I shook my head and looked at the closed laptop on my desk…my window to the world and to Cassandra West. She’d been here three days now and she’d been the only one following the rules, and I had to admit her cooking is delicious.

I rolled my eyes.Fuck you, Dom!

I opened the laptop and logged in to the HCS.

‘Thank you for the meals; they’ve been delicious. Especially the strawberry tart.’ I let my finger hover on top of the send button. Should I do that? She was paid for it and handsomely, I might add. Why would I need to thank her for something that was literally her job? I moved my finger to the delete button, but somehow, I couldn’t press it.

I rolled my eyes and pressed ‘send’ before thinking better of it.Why did I even listen to Dom?

The reply came almost immediately like she’d been waiting in front of the screen. Maybe she was bored.

‘Thank you. I wasn’t sure what you’d like. So glad you enjoyed it. I’m getting the grocery list ready; is there anything else you would like to eat?’

I shook my head. The old Luca would have answered ‘your pussy’ in a heartbeat and saw where that led us…which I was positive would have been her, naked and wet, on the kitchen table and me eating her like she was my last meal.

My dick stirred and I looked down, surprised. It had been a while since my dick stirred from its long-term coma. It was usually on life support—just like me, not feeling anything except my constant self-hatred. That was what happened when you were a bona fide walking dead.

‘Anything, I don’t care.’

‘Oh, okay. You’ve got a lovely house and the gardens are amazing. I’ve been exploring.’

I knew that; of course, I did—there wasn’t anything happening on this estate that I wasn’t aware of.

I sighed and stood up, staggering on my feet a little. I was not going to chat with her. I barely handled chats with Dom—it was not to chat with Astraea, goddess of innocence.

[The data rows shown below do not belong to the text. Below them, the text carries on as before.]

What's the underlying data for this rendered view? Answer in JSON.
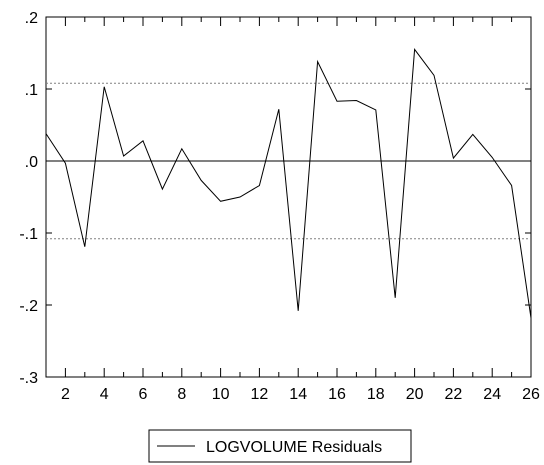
{
  "chart_data": {
    "type": "line",
    "title": "",
    "xlabel": "",
    "ylabel": "",
    "x": [
      1,
      2,
      3,
      4,
      5,
      6,
      7,
      8,
      9,
      10,
      11,
      12,
      13,
      14,
      15,
      16,
      17,
      18,
      19,
      20,
      21,
      22,
      23,
      24,
      25,
      26
    ],
    "x_ticks": [
      "2",
      "4",
      "6",
      "8",
      "10",
      "12",
      "14",
      "16",
      "18",
      "20",
      "22",
      "24",
      "26"
    ],
    "x_tick_values": [
      2,
      4,
      6,
      8,
      10,
      12,
      14,
      16,
      18,
      20,
      22,
      24,
      26
    ],
    "xlim": [
      1,
      26
    ],
    "ylim": [
      -0.3,
      0.2
    ],
    "y_ticks": [
      ".2",
      ".1",
      ".0",
      "-.1",
      "-.2",
      "-.3"
    ],
    "y_tick_values": [
      0.2,
      0.1,
      0.0,
      -0.1,
      -0.2,
      -0.3
    ],
    "zero_line": 0.0,
    "reference_lines": [
      0.108,
      -0.108
    ],
    "series": [
      {
        "name": "LOGVOLUME Residuals",
        "color": "#000000",
        "values": [
          0.038,
          -0.003,
          -0.119,
          0.103,
          0.007,
          0.028,
          -0.039,
          0.017,
          -0.027,
          -0.056,
          -0.05,
          -0.034,
          0.072,
          -0.208,
          0.138,
          0.083,
          0.084,
          0.071,
          -0.19,
          0.155,
          0.119,
          0.004,
          0.037,
          0.005,
          -0.034,
          -0.218
        ]
      }
    ],
    "legend": {
      "position": "bottom-center",
      "entries": [
        "LOGVOLUME Residuals"
      ]
    },
    "grid": false
  }
}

I scratched at my beard as I turned toward the window, and for the first time I noticed my reflection. I’d taken down all the mirrors I had access to—I didn't need the reminder of who I’d become. How long had it been since I'd seen myself now? Six months? A year? I wasn’t sure, but not long enough.

The beard and long hair didn’t hide who I was, what I’d done. I wore my shame, my sins on my skin, and there was no forgetting, no moving on from that—not that I wanted to.